Climate-heating gases have reached record levels in the atmosphere despite the global lockdowns caused by the coronavirus pandemic, the UN’s World Meteorological Organization has said.
There is estimated to have been a cut in emissions of between 4.2% and 7.5% in 2020 due to the shutdown of travel and other activities. But the WMO said this was a “tiny blip” in the continuous buildup of greenhouse gases in the air caused by human activities, and less than the natural variation seen year to year.
The WMO report said the monthly average CO2 for September at the benchmark station of Mauna Loa in Hawaii was 411.3ppm, up from 408.5ppm in September 2019. The same was seen at Cape Grim in Tasmania, Australia, with a rise to 410.8ppm from 408.6ppm in 2019.
It said there had been a “growth spurt” in the average CO2 level for the whole of 2019, rising by more than the average rate over the last decade. The data shows action to cut emissions is currently far from what is needed to avoid the worst impacts of the climate emergency.
Scientists calculate that emissions must fall by half by 2030 to give a good chance of limiting global heating to 1.5C, beyond which hundreds of millions of people will face more heatwaves, droughts, floods and poverty. Nations had pledged to ramp up their emissions cuts at a UN summit in Glasgow this month but the meeting has been postponed by a year due to Covid-19.

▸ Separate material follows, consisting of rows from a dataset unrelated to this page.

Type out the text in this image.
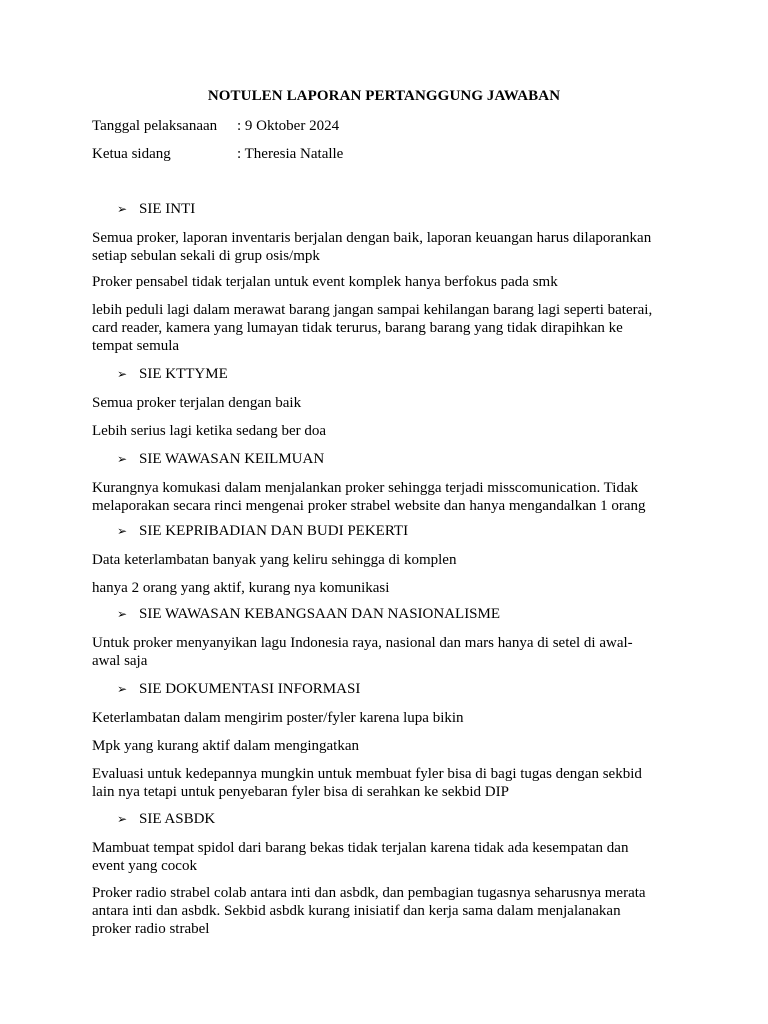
NOTULEN LAPORAN PERTANGGUNG JAWABAN
Tanggal pelaksanaan : 9 Oktober 2024
Ketua sidang	: Theresia Natalle
➢ SIE INTI
Semua proker, laporan inventaris berjalan dengan baik, laporan keuangan harus dilaporankan
setiap sebulan sekali di grup osis/mpk
Proker pensabel tidak terjalan untuk event komplek hanya berfokus pada smk
lebih peduli lagi dalam merawat barang jangan sampai kehilangan barang lagi seperti baterai,
card reader, kamera yang lumayan tidak terurus, barang barang yang tidak dirapihkan ke
tempat semula
➢ SIE KTTYME
Semua proker terjalan dengan baik
Lebih serius lagi ketika sedang ber doa
➢ SIE WAWASAN KEILMUAN
Kurangnya komukasi dalam menjalankan proker sehingga terjadi misscomunication. Tidak
melaporakan secara rinci mengenai proker strabel website dan hanya mengandalkan 1 orang
➢ SIE KEPRIBADIAN DAN BUDI PEKERTI
Data keterlambatan banyak yang keliru sehingga di komplen
hanya 2 orang yang aktif, kurang nya komunikasi
➢ SIE WAWASAN KEBANGSAAN DAN NASIONALISME
Untuk proker menyanyikan lagu Indonesia raya, nasional dan mars hanya di setel di awal-
awal saja
➢ SIE DOKUMENTASI INFORMASI
Keterlambatan dalam mengirim poster/fyler karena lupa bikin
Mpk yang kurang aktif dalam mengingatkan
Evaluasi untuk kedepannya mungkin untuk membuat fyler bisa di bagi tugas dengan sekbid
lain nya tetapi untuk penyebaran fyler bisa di serahkan ke sekbid DIP
➢ SIE ASBDK
Mambuat tempat spidol dari barang bekas tidak terjalan karena tidak ada kesempatan dan
event yang cocok
Proker radio strabel colab antara inti dan asbdk, dan pembagian tugasnya seharusnya merata
antara inti dan asbdk. Sekbid asbdk kurang inisiatif dan kerja sama dalam menjalanakan
proker radio strabel
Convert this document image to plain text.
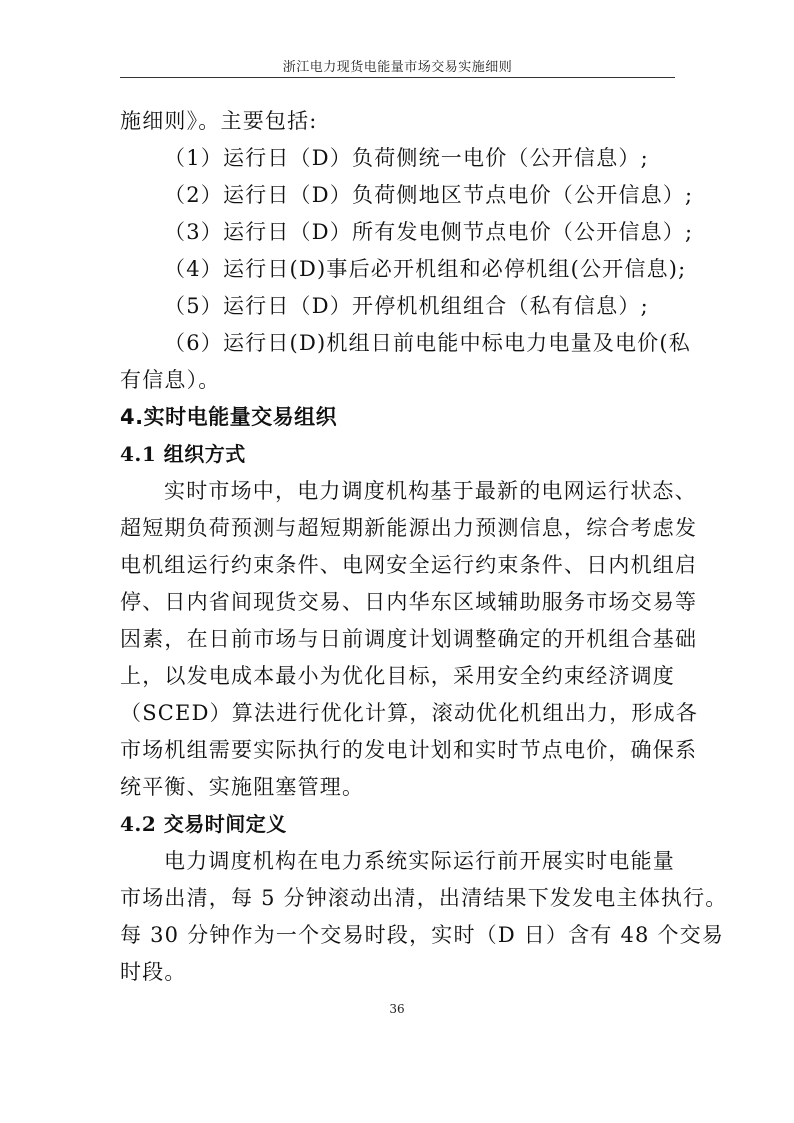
浙江电力现货电能量市场交易实施细则
施细则》。主要包括:
（1）运行日（D）负荷侧统一电价（公开信息）;
（2）运行日（D）负荷侧地区节点电价（公开信息）;
（3）运行日（D）所有发电侧节点电价（公开信息）;
（4）运行日(D)事后必开机组和必停机组(公开信息);
（5）运行日（D）开停机机组组合（私有信息）;
（6）运行日(D)机组日前电能中标电力电量及电价(私
有信息）。
4.实时电能量交易组织
4.1 组织方式
实时市场中，电力调度机构基于最新的电网运行状态、
超短期负荷预测与超短期新能源出力预测信息，综合考虑发
电机组运行约束条件、电网安全运行约束条件、日内机组启
停、日内省间现货交易、日内华东区域辅助服务市场交易等
因素，在日前市场与日前调度计划调整确定的开机组合基础
上，以发电成本最小为优化目标，采用安全约束经济调度
（SCED）算法进行优化计算，滚动优化机组出力，形成各
市场机组需要实际执行的发电计划和实时节点电价，确保系
统平衡、实施阻塞管理。
4.2 交易时间定义
电力调度机构在电力系统实际运行前开展实时电能量
市场出清，每 5 分钟滚动出清，出清结果下发发电主体执行。
每 30 分钟作为一个交易时段，实时（D 日）含有 48 个交易
时段。
36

“The lockdown-related fall in emissions is just a tiny blip on the long-term graph. We need a sustained flattening of the curve,” said Petteri Taalas, the WMO secretary-general. “We breached the global [annual] threshold of 400ppm in 2015 and, just four years later, we have crossed 410ppm. Such a rate of increase has never been seen in the history of our records.
“CO2 remains in the atmosphere for centuries. The last time the Earth experienced a comparable concentration was 3m-5m years ago, when the temperature was 2-3C warmer and sea level was 10-20 metres higher than now. But there weren’t 7.7 billion [human] inhabitants.”
The WMO Greenhouse Gas Bulletin, published on Monday, shows CO2 in the atmosphere is now 50% higher than in 1750, before the Industrial Revolution. CO2 traps two-thirds of the heat retained on the Earth’s surface by greenhouse gases, and this warming effect has increased by 45% since 1990.
Methane, which is produced by cattle, rice paddies and fossil fuel exploitation, is responsible for 17% of the heating effect. Its concentration is now two-and-a-half times pre-industrial levels. Another important greenhouse gas is nitrous oxide, which comes from overuse of farm fertiliser and forest burning. It is now 23% higher than in 1750.
The greenhouse gas data is collected by the Global Atmosphere Watch network, which includes stations in the Arctic, high mountains and tropical islands. These have continued to operate despite Covid-19 restrictions hampering resupplies and rotation of staff in often harsh and isolated locations.
Talaas said a “complete transformation of our industrial, energy and transport systems” was needed. “The changes are economically affordable and technically possible and would affect our everyday life only marginally,” he said. “It is welcome that a growing number of countries and companies have committed themselves to carbon neutrality. There is no time to lose.”